Es geht um verlorene Koffer kurz vor der Buchpremiere, internalisierte Queerfeindlichkeit, Leistungsdruck, Social Media und die Frage, warum Menschen sich so schnell angegriffen fühlen, wenn es um Gleichberechtigung geht. Ricarda erzählt offen von Hassnachrichten nach ihrer Haltung gegen rechtsextreme Plattformen und davon, wie sehr ihr der aktuelle gesellschaftliche Diskurs zusetzt.

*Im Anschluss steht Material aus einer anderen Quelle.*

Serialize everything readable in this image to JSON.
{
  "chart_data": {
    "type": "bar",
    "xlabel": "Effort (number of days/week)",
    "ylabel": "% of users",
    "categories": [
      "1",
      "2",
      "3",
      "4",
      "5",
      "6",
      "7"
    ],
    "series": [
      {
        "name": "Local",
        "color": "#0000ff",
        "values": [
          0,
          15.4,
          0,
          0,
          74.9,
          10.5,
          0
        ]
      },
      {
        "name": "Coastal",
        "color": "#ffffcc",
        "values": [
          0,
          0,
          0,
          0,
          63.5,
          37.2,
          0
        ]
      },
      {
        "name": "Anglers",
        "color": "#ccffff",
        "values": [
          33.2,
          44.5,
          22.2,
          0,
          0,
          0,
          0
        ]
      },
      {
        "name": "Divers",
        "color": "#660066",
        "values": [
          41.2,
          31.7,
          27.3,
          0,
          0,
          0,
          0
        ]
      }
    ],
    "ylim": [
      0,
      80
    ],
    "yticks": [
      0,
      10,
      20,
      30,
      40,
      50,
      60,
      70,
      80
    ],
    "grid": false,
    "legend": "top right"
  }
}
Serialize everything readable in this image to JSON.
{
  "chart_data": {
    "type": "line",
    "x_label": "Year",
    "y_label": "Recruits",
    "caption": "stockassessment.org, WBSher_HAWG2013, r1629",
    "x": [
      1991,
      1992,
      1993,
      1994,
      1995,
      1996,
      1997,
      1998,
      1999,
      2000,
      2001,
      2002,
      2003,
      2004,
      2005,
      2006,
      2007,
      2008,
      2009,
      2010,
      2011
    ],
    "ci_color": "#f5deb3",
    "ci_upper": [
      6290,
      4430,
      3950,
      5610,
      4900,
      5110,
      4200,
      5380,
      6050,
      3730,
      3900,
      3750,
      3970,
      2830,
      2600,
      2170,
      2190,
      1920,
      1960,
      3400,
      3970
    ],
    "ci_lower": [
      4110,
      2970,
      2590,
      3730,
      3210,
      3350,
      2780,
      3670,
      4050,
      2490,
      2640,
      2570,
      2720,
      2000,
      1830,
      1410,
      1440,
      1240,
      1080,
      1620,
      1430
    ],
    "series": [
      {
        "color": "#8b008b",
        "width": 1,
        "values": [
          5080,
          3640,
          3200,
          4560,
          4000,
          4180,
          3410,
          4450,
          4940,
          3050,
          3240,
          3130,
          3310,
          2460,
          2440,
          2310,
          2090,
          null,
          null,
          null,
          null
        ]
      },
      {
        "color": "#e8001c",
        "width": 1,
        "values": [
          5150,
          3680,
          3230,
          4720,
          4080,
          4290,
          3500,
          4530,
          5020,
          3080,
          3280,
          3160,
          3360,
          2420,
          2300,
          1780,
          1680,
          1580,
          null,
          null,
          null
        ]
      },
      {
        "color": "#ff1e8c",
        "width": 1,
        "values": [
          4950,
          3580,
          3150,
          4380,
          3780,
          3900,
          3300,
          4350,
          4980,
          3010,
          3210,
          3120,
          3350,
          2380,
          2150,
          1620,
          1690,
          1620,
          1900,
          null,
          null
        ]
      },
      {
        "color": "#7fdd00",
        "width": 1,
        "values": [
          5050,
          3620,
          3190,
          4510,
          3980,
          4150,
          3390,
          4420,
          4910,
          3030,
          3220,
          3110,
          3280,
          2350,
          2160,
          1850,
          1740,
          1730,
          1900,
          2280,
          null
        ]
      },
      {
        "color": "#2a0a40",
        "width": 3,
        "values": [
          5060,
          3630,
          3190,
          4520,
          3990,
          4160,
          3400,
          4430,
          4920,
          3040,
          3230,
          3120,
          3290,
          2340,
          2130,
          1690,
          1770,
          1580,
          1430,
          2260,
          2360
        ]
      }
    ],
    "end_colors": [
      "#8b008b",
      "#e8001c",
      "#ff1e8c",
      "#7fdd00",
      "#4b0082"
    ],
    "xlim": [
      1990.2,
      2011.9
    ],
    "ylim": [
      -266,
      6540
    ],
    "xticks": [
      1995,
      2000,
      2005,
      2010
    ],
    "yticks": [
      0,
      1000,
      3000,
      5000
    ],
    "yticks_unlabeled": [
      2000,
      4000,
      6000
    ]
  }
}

Gemeinsam sprechen die beiden über:
Weltschmerz und Ohnmachtsgefühle
echte Narrative und das sogenannte „Overton-Fenster“
Privilegien, Angst und gesellschaftliche Spaltung
warum Veränderung oft mit Selbstreflexion beginnt
Gendern, Queerness und verlernte Vorurteile
die Sehnsucht, einfach nur geliebt zu werden
warum Hoffnung keine naive Idee ist, sondern Arbeit
Außerdem erklärt Aljosha, warum echte Begegnungen mehr verändern können als jede Kommentarspalte und weshalb es manchmal schon reicht, zuzuhören, statt sofort recht haben zu wollen. Spoiler: Es wird tief, lustig, traurig und zwischendurch geht’s natürlich auch um Rossmann-Unterwäsche nach einem DB-Kofferdrama.